“Yeah. The car crash was…I just want you to know why it’s been so hard for me to…”
I sit up. She starts crying. I’ve seen a hint of tears in her eyes so many times, but this is the first time she’s really cried in front of me and I feel my heart being ripped out of my chest. I put my hand on hers.
“You don’t have to tell me this if you don’t want to.”
“No,” she sniffles and wipes her nose with the back of her hand. “I want to. I was planning to, while we’re here. I want to.” That hand covers her heart and she continues. “It’s so weird, I haven’t cried in years, and the all of a sudden a month ago, it’s like something got…dislodged, or something.”
I squeeze her leg. I know exactly what she means.
She sighs. “I was eighteen. After graduating. I was taking a year to work at the gym before going to college, and the plan was to do some traveling with my boyfriend too. Cody. I’d been with him on and off since we were sixteen, but we were really together then. It was October. I was hanging out at his place, but he’d gotten drunk and we had a fight and I wanted to go home. I didn’t have a car and didn’t want him to drive me, so I called my dad to pick me up. He was in the middle of something, so my mom came instead. It was pouring rain. Cody was living with his brother, about ten minutes from our house. But after half an hour she still hadn’t shown up…The guy who hit her lived two towns over, he wasn’t drunk, he was texting and driving too fast. Someone saw him run the red light at the intersection, and…He died too. Supposedly it was instant for her. I try not to think about the details so I don’t picture it.”
She’s not crying anymore. I think it was getting to the part where she could tell me about it that was hard for her. I wait for a while before saying, “I’m so sorry, Stella.”
“She was so wonderful. God, I wish you could have met her. She would have loved you.”

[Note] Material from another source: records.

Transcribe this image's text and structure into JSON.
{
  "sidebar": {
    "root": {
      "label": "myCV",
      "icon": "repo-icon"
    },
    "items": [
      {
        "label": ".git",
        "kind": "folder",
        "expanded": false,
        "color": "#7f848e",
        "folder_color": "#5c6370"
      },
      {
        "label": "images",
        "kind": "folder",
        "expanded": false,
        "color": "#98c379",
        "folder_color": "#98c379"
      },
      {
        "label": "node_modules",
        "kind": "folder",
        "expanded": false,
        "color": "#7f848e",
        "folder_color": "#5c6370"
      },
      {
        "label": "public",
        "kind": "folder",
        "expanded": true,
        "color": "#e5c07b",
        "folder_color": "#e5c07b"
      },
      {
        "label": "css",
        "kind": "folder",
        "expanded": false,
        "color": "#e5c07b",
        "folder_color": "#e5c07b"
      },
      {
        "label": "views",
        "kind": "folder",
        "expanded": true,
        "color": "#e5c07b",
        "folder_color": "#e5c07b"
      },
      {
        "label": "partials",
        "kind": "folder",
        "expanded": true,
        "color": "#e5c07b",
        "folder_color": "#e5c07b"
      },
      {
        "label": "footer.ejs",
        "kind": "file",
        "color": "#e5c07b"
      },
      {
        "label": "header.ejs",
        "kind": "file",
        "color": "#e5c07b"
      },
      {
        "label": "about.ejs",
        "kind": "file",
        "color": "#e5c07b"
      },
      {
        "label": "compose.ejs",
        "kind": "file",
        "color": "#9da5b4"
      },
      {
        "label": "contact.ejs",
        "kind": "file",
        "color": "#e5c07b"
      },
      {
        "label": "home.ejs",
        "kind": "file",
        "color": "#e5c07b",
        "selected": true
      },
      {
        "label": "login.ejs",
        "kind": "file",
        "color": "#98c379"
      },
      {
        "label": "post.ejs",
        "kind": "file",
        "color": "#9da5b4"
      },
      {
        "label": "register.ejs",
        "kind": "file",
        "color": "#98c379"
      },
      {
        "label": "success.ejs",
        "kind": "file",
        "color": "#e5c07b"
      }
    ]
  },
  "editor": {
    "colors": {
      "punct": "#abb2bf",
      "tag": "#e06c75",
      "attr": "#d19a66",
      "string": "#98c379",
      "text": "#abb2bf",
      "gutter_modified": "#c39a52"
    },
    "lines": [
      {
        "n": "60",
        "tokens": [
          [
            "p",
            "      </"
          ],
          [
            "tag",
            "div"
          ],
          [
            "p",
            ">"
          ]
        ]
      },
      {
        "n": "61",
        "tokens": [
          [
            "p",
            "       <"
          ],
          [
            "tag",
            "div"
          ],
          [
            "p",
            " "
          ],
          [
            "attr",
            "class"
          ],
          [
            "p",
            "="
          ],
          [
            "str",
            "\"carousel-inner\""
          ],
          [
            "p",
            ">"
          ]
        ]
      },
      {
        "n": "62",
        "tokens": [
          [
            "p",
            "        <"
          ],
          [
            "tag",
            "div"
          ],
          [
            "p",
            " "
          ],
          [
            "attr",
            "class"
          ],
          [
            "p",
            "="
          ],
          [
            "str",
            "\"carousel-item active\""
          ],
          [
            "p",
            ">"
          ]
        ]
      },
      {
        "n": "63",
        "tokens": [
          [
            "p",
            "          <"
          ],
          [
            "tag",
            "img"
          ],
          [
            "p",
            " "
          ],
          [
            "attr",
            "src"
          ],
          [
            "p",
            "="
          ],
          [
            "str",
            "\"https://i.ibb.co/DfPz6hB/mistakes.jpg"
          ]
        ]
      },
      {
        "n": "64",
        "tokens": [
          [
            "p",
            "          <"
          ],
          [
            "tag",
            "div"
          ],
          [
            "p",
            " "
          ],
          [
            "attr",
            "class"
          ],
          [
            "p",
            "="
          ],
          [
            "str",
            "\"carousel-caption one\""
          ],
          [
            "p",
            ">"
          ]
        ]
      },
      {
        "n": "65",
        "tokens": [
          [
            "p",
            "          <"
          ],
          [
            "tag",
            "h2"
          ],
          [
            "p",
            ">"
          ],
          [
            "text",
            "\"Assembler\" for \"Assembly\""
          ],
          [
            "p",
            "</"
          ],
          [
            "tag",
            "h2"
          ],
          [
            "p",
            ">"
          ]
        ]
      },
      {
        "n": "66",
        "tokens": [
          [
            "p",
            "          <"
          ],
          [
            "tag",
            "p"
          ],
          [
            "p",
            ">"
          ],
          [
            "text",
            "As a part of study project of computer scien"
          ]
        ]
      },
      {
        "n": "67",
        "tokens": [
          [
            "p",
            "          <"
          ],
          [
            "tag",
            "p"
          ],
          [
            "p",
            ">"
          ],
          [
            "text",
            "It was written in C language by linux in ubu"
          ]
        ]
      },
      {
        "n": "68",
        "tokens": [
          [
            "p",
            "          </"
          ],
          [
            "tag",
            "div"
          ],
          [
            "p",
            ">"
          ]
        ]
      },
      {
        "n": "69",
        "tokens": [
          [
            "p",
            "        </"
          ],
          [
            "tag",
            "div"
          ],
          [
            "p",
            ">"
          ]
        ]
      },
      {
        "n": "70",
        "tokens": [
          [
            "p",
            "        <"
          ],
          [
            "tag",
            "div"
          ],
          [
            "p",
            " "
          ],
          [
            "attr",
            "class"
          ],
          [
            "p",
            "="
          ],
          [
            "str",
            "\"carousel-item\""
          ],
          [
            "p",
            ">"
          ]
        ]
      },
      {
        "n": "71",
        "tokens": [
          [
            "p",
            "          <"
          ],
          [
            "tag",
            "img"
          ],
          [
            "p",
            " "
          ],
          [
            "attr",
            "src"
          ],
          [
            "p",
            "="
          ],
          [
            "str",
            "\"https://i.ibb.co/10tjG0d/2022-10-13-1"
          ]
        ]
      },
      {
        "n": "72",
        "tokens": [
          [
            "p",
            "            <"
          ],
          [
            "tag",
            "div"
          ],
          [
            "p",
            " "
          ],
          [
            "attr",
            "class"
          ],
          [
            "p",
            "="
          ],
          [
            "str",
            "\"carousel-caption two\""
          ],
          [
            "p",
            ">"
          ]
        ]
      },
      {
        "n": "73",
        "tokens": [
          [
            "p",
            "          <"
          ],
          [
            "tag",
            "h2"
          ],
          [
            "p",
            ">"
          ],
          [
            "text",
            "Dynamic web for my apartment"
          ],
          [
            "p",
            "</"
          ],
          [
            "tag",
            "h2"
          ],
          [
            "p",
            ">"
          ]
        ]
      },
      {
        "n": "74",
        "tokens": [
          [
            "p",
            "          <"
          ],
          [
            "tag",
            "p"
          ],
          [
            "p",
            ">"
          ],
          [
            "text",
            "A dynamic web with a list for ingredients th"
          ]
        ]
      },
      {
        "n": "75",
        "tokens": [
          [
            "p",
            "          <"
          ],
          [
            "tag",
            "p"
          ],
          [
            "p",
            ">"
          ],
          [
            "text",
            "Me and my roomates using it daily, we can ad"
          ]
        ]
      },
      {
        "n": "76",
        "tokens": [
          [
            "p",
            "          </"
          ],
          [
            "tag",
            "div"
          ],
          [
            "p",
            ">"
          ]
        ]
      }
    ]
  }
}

“I wish I could have met her too.”
“Anyway. She was there and then she wasn’t. I never got to say goodbye. Cody felt so guilty about that night. So did I. So did my dad. But Cody, he was actually really great at getting me out of the house after that first month. I was just taking care of my dad and trying to keep the gym going. I never ended up going to college, and Cody and I never traveled together. But he was a really good boyfriend all of a sudden. For a few years. He stuck around and things got to be pretty fine, and then he started getting really restless. Five years ago, in the summer, he got a job on a fishing boat to Alaska, with his brother, making good money. He was going to spend the summer out there, based in Anchorage and then come back. I heard from him less and less as the weeks went by, and once October had come around, he’d just completely ghosted me. I understood after a while that it was the guilt that kept him around before that, but he never said goodbye.”
“Shit. What a dick.”
She laughs. “Yeah. I mean. He just didn’t know how to handle it. Whatever. My brothers were the ones who got me out of bed finally after weeks of depression, because my dad didn’t want me going to work. He was trying to take care of me the way I did with him, but my brothers forced me to work out with them, and they blocked his number on my phone, blocked him on social media so I wouldn’t obsess about him. And I didn’t, eventually. I worried for a bit that he’d been injured or something, but Billy and Keaton know guys who were in touch with him. He was fine. I think for a while I still believed he’d come back. More than anything I just wanted to talk to him about it, it’s not like I was still in love with him. But it never happened.”
After a beat, I say: “I’m feeling really bad about sharing my stupid Hugh Grant thing.”
She puts her hand on my cheek. “I don’t want you to feel bad about anything. You’re so good. To me. For me.”
I would do anything for this woman.
“I hated that I never got to say goodbye to my mom. I hated that Cody was too chicken shit to say goodbye to me. My best friend Mona moved to Portland last year and we said we’re just five hours away, we’ll spend weekends together, we’ll FaceTime. But. It’s hard to stay in touch with people.” She looks at me, her eyes brimming with tears again.
“It is. But I do. I’ve learned to. I had to.”
“I’ve learned to say goodbye to people long before they’re gone. I have to.”
“I don’t plan on ever saying goodbye to you, Stella. Not because I can’t handle it, because I don’t want to.”
She covers my face with wet kisses, and I know that we won’t talk anymore tonight. She’s poured a lot of her heart out to me all at once, and I would do anything to keep her from hurting.
I would do anything for this woman, except say goodbye.